Adalet Bakanlığı’ndan yapılan yazılı açıklamada, 16 Şubat 1999 yılından bu yana İmralı Yüksek Güvenlikli Kapalı Ceza İnfaz Kurumunda terör suçlarından ağırlaştırılmış müebbet hapis cezasına hükümlü olarak bulunan Abdullah Öcalan’ın, avukatlarının bugün Roma’da yaptıkları açıklamalara dikkat çekildi. Bakanlık, "Roma’da basın toplantısı düzenleyen hükümlünün avukatları müvekkillerinden aldıkları 6 saç teline Avrupa’da yapılan metal testinde kronik zehirlenme bulgularına rastlandığını iddia etmişlerdir" diyerek şunları kaydetti:
"İddialar üzerine Bursa Cumhuriyet Başsavcılığına yazı yazılarak iddianın araştırılması istenmiştir. Abdullah Öcalan Ülkemizde ağırlaştırılmış müebbet hapis cezasına mahkûm edilen kişilerin yararlandığı tüm haklardan istifade etmektedir. Sağlık muayeneleri düzenli olarak yapılmaktadır. Bugüne kadar ciddi bir sağlık problemi olmamıştır.
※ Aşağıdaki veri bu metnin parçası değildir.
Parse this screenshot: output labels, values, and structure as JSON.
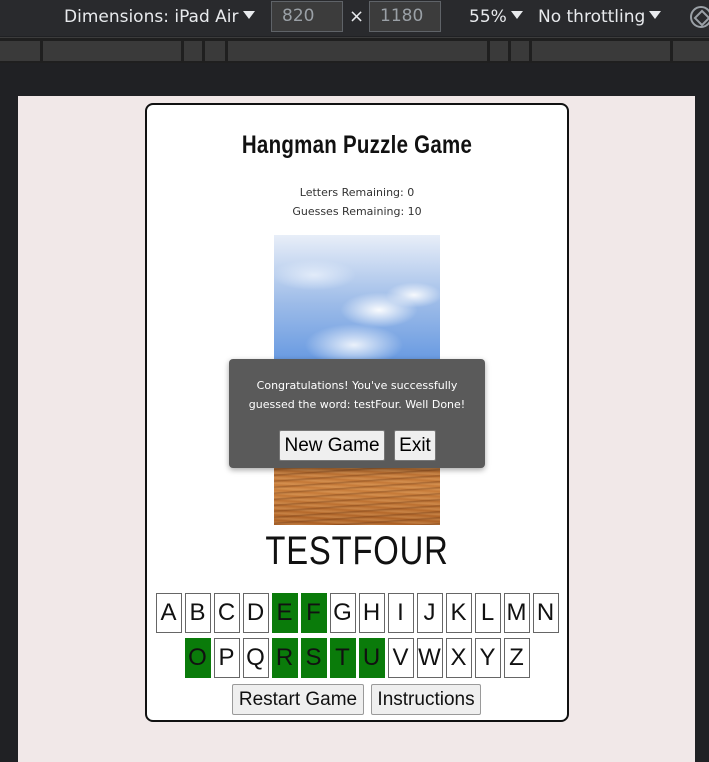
{
  "devtools": {
    "dimensions_label": "Dimensions: iPad Air",
    "width_value": "820",
    "times": "×",
    "height_value": "1180",
    "zoom": "55%",
    "throttling": "No throttling"
  },
  "game": {
    "title": "Hangman Puzzle Game",
    "letters_remaining": "Letters Remaining: 0",
    "guesses_remaining": "Guesses Remaining: 10",
    "word": "TESTFOUR",
    "modal": {
      "message": "Congratulations! You've successfully guessed the word: testFour. Well Done!",
      "new_game_label": "New Game",
      "exit_label": "Exit"
    },
    "letters_row1": [
      {
        "letter": "A",
        "used": false
      },
      {
        "letter": "B",
        "used": false
      },
      {
        "letter": "C",
        "used": false
      },
      {
        "letter": "D",
        "used": false
      },
      {
        "letter": "E",
        "used": true
      },
      {
        "letter": "F",
        "used": true
      },
      {
        "letter": "G",
        "used": false
      },
      {
        "letter": "H",
        "used": false
      },
      {
        "letter": "I",
        "used": false
      },
      {
        "letter": "J",
        "used": false
      },
      {
        "letter": "K",
        "used": false
      },
      {
        "letter": "L",
        "used": false
      },
      {
        "letter": "M",
        "used": false
      },
      {
        "letter": "N",
        "used": false
      }
    ],
    "letters_row2": [
      {
        "letter": "O",
        "used": true
      },
      {
        "letter": "P",
        "used": false
      },
      {
        "letter": "Q",
        "used": false
      },
      {
        "letter": "R",
        "used": true
      },
      {
        "letter": "S",
        "used": true
      },
      {
        "letter": "T",
        "used": true
      },
      {
        "letter": "U",
        "used": true
      },
      {
        "letter": "V",
        "used": false
      },
      {
        "letter": "W",
        "used": false
      },
      {
        "letter": "X",
        "used": false
      },
      {
        "letter": "Y",
        "used": false
      },
      {
        "letter": "Z",
        "used": false
      }
    ],
    "restart_label": "Restart Game",
    "instructions_label": "Instructions"
  },
  "colors": {
    "used_letter": "#0a7b0a",
    "page_background": "#f1e8e8",
    "modal_background": "#5a5a5a"
  }
}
Hükümlü Abdullah Öcalan’ın avukatlarının, Avrupa Konseyi Delegeler Komitesinin Avrupa İnsan Hakları Mahkemesinin Öcalan kararını gündemden düşürme kararının ardından, Roma’daki basın toplantısını uluslararası ilgiyi yeniden hükümlünün üzerine çekebilmek maksadıyla yaptıkları düşünülmektedir."
ANKA,
Yorumcuların dikkatine… • İmlası çok bozuk, • Büyük harfle yazılan, • Habere değil yorumculara yönelik, • Diğer kişilere hakaret niteliği taşıyan, • Argo, küfür ve ırkçı ifadeler içeren, • Bir iki kelimelik, konuyu zenginleştirmeyen, yorumlar KESİNLİKLE YAYIMLANMAYACAKTIR. |
Bunlar da ilginizi çekebilir...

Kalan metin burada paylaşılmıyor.